Immigration is driving a historic surge in Canada’s population. At the same time, Canadian wages and living standards are stagnant. That is a bad combination – and, worse, it is not a coincidence. And here’s the link: Business investment is so weak that the stock of productive capital per worker in Canada – the buildings, tools and software they use – is falling. More workers and less capital are putting Canada on a path to a low-productivity, low-wage economy.
Polls show that most Canadians think of immigration as a driver of economic progress. Until recently, that belief was well founded. Immigrants earn less than Canadian-born contemporaries when they first arrive – so, crunching the numbers, recent arrivals lower average incomes. But they tended to catch up. Thanks in part to a system that identified people whose economic prospects in Canada were good, immigrants, and their children and grandchildren, had a good chance of becoming productive, high earners – and, crunching the numbers, of raising average incomes.
A key complementary force in this success was business investment that gave the average Canadian worker, recent arrival or not, more capital – newer and better tools to work with – each year. Historically, Canada’s stock of business capital – non-residential structures, machinery and equipment, and intellectual property products, adjusted for price changes – grew consistently faster than Canada’s work force. Over time, Canadian workers, immigrants and native-born alike, got better factories and offices, better vehicles, machine tools and electronics, and better software and databases. That raised their productivity and earnings. Rising productivity and earnings, in turn, spurred more business investment – a virtuous circle typical of most of our country’s history.
Since 2014, however, the virtuous circle has turned vicious. Business investment in Canada plummeted in 2015 and 2016, and has been feeble ever since. Figures for 2023 to date show per-worker investment, in real terms, at least one-fifth below its late 2014 peak. For eight years now, investment per worker has been too weak even to replace capital that was wearing out or going obsolete. The capital stock per worker is at least 6 per cent below its peak. Nothing like that has happened in Canada since the depression of the 1930s and the Second World War. No wonder labour productivity is falling, and living standards are not rising.

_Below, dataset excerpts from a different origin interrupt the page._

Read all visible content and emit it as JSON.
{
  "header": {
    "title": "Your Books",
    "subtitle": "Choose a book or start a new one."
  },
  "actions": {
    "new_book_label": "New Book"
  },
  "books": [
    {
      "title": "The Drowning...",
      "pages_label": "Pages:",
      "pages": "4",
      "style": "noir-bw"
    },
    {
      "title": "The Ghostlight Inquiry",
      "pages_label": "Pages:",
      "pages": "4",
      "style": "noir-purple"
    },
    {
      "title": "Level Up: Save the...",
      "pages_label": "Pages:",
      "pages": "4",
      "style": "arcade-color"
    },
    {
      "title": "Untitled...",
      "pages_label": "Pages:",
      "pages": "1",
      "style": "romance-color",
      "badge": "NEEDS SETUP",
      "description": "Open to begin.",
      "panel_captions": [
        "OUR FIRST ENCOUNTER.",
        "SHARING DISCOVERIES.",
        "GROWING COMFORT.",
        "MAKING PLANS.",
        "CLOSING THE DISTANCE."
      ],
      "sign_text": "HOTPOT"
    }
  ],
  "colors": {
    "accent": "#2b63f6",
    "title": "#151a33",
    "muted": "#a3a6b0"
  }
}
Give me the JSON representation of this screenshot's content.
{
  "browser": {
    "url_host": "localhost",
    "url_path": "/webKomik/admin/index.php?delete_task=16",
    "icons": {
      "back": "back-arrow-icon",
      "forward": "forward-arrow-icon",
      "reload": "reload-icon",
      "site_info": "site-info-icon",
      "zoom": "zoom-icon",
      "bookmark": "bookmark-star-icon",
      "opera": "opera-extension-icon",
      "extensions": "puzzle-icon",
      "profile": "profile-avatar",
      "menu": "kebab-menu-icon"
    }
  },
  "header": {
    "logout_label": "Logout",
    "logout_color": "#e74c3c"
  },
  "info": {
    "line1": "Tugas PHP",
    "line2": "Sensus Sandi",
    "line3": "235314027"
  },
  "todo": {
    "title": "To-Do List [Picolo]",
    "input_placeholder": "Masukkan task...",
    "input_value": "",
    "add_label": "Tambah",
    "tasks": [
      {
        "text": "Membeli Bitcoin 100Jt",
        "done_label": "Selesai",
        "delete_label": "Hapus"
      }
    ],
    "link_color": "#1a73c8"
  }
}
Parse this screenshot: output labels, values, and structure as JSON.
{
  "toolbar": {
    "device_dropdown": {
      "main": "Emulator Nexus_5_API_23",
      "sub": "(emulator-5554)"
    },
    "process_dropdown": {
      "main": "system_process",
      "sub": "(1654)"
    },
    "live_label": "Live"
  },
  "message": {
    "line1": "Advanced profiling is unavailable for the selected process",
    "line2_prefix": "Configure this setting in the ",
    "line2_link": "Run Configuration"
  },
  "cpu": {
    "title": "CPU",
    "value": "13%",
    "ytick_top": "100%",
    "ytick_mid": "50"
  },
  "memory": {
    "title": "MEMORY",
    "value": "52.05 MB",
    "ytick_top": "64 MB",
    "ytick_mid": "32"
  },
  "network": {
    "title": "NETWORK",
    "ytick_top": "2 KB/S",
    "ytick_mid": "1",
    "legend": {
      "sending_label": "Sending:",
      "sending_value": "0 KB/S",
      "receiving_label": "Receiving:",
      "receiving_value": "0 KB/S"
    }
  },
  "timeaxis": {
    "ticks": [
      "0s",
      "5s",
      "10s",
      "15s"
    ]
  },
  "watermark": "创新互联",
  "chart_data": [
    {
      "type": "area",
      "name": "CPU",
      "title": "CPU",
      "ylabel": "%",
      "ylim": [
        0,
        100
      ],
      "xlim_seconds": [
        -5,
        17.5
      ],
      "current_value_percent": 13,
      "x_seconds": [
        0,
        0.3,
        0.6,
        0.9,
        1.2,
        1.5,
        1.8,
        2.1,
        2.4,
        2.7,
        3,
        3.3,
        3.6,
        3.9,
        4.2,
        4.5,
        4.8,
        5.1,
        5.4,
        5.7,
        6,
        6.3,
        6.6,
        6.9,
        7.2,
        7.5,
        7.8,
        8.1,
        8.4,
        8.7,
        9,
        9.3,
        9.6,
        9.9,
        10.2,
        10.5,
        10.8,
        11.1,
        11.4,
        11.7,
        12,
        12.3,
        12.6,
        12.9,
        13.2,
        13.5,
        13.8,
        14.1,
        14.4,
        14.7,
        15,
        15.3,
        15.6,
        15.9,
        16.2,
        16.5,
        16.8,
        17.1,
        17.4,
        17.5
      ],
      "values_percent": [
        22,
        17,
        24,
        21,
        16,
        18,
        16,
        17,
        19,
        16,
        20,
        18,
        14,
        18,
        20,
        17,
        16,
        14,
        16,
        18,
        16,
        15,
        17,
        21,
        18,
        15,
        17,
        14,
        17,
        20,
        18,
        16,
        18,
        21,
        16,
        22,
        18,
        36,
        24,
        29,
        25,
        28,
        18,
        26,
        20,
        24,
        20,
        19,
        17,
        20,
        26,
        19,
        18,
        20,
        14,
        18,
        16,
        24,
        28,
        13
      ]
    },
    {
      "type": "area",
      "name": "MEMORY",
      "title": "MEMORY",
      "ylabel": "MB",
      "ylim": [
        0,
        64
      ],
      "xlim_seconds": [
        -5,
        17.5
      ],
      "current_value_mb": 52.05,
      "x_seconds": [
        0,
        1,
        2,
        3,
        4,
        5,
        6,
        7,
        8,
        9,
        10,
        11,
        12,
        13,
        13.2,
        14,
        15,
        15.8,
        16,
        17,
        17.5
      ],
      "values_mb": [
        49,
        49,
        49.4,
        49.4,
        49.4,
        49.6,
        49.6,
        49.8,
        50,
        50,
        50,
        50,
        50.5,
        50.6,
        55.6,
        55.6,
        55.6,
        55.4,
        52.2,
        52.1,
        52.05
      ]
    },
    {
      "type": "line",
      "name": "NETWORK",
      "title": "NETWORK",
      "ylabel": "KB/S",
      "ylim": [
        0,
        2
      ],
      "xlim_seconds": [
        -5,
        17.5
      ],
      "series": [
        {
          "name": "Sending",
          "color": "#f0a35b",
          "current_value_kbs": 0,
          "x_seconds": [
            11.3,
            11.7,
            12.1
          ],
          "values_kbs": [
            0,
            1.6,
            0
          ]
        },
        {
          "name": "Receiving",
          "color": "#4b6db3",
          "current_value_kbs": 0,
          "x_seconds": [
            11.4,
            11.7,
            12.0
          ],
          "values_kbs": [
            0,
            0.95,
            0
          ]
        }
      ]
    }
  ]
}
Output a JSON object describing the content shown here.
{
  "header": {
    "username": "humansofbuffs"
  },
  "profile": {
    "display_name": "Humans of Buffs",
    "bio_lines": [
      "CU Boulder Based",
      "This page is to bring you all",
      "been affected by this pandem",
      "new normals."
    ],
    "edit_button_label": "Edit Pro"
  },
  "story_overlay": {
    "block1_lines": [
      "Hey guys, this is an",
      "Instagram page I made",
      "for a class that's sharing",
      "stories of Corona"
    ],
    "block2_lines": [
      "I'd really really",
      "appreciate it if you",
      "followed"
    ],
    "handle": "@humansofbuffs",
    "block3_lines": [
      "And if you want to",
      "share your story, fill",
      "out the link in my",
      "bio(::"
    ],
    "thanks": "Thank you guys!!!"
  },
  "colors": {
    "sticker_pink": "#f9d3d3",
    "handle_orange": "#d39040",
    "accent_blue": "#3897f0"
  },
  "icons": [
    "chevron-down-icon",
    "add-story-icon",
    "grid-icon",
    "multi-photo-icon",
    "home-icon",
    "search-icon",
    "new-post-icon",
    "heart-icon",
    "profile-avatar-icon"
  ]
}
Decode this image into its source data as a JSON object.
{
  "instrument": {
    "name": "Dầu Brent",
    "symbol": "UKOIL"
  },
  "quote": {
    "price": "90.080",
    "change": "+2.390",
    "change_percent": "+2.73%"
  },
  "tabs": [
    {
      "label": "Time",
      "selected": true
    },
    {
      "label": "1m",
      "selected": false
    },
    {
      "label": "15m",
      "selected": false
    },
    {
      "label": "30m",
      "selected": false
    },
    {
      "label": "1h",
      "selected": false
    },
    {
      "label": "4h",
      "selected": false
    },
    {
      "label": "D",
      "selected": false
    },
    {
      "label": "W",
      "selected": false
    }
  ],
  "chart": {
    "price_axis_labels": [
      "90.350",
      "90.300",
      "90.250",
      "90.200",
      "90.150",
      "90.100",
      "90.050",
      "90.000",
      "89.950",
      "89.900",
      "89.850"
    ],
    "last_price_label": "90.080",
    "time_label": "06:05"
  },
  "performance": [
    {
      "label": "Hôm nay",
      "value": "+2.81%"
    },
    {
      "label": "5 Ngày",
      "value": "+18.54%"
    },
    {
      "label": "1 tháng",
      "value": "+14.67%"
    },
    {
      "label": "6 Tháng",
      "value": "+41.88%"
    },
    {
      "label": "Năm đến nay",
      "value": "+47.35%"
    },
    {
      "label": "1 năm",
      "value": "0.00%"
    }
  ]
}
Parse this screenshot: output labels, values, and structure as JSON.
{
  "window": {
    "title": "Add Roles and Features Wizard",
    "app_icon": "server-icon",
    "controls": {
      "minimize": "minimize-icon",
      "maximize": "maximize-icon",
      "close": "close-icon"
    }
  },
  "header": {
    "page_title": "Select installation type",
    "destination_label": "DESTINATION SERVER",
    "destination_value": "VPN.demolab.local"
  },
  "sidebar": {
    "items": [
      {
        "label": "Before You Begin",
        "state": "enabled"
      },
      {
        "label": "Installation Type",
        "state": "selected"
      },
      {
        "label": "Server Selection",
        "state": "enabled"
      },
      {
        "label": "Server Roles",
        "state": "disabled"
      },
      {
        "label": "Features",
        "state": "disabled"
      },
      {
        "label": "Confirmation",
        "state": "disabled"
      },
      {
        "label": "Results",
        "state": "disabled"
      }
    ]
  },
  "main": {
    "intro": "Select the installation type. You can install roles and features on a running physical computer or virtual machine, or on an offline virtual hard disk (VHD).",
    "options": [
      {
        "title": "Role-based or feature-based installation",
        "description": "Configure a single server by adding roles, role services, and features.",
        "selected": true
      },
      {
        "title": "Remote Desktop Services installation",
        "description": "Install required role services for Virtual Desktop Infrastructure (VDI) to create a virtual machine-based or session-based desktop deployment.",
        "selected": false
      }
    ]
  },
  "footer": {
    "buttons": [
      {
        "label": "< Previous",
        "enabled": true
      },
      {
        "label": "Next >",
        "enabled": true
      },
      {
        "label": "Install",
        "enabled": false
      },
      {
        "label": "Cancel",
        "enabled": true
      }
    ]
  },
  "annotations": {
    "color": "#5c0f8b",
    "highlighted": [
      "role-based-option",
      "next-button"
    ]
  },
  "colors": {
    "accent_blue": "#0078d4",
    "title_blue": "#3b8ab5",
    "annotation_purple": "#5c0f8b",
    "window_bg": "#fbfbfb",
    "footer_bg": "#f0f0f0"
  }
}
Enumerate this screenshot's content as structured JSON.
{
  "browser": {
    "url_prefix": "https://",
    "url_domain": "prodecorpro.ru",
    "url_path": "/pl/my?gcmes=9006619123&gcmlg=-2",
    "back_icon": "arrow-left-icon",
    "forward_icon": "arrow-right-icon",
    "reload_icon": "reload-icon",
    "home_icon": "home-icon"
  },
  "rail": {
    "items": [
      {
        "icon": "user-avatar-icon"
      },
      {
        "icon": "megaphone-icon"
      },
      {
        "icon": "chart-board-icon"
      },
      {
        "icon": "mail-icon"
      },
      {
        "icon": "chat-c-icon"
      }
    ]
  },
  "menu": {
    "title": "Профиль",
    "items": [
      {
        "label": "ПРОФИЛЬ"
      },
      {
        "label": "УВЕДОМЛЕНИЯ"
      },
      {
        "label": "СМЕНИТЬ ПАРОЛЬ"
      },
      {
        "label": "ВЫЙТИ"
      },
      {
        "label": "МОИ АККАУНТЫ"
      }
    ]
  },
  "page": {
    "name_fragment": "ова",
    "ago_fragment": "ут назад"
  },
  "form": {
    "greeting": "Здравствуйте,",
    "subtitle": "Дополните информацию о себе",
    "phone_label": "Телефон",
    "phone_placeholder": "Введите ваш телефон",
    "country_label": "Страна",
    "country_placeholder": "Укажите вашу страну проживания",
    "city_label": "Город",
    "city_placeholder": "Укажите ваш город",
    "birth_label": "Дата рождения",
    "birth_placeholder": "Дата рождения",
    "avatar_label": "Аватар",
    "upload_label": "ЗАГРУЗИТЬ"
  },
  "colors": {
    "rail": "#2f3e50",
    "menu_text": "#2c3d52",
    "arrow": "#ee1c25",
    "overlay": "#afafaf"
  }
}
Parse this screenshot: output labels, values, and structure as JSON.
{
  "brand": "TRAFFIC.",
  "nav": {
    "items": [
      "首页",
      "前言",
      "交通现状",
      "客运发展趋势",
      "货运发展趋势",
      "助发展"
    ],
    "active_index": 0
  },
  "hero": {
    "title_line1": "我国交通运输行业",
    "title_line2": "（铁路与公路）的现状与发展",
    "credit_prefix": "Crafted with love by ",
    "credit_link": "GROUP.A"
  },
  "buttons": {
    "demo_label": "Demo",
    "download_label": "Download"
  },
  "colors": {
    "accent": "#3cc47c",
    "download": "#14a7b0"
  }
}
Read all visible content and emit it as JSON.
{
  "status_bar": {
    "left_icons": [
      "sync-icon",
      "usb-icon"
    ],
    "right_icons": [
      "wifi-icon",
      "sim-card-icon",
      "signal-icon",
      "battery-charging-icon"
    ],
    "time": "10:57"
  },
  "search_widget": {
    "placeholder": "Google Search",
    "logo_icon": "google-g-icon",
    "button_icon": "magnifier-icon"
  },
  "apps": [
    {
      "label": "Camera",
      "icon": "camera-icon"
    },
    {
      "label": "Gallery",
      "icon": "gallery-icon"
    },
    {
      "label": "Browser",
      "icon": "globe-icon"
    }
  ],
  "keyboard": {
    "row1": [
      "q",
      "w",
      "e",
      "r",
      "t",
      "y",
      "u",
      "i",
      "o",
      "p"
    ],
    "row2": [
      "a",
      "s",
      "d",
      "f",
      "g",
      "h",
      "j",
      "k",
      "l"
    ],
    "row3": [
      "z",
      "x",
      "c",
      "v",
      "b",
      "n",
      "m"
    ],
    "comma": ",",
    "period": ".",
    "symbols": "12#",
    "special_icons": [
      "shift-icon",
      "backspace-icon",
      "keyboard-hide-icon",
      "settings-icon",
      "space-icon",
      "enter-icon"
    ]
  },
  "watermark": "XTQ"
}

The need to use approximate numbers – investment per worker is down “at least” one-fifth and capital per worker is down “at least” six per cent – is because of something else troubling on the immigration front: We have lost count of temporary residents. The gap between a tally of temporary residents in the work force from administrative sources and the number in Statistics Canada’s Labour Force Survey tripled from 2015 to 2022, when it surpassed one million. Suppose the larger number were right. Then the decline in capital per worker since 2015 would be closer to 8 per cent.
A look abroad compounds the concern. The story in the United States and other countries in the Organization for Economic Co-operation and Development (OECD) is different. In the run-up to the peaks of investment and capital per worker in the middle of the last decade, Canada narrowed a long-standing gap in per-worker investment against the United States, and closed the gap in per-worker investment against other OECD countries. Now those gaps are chasms. OECD projections indicate that, for every dollar of new investment received by the average worker in OECD countries other than Canada and the United States in 2023, the average Canadian worker will receive only 74 cents. For every dollar of investment received by the average U.S. worker, the average Canadian worker will receive a dismal 58 cents. If Canada is on a path toward less capital per worker, lower productivity and worse living standards, it is travelling that path alone.
Why is business investment in Canada so weak? The list of negative influences is long. Taxes that are high, and lately – especially at the federal level – seem capricious. An environment for natural resource development – an area of traditional strength – that is uncertain at best, hostile at worst. Government borrowing and a regulatory tilt toward residential investment that absorb savings businesses might otherwise use. Higher immigration itself may be a factor, as some businesses choose cheap labour over productivity-enhancing capital.
Whatever the reasons, weak business investment and a falling stock of capital per worker are the wrong environment for higher immigration. We want high investment, high productivity and high earnings in Canada. We are not getting them. Until we do, higher immigration will likely make things worse, not better.
William Robson is CEO of the C.D. Howe Institute.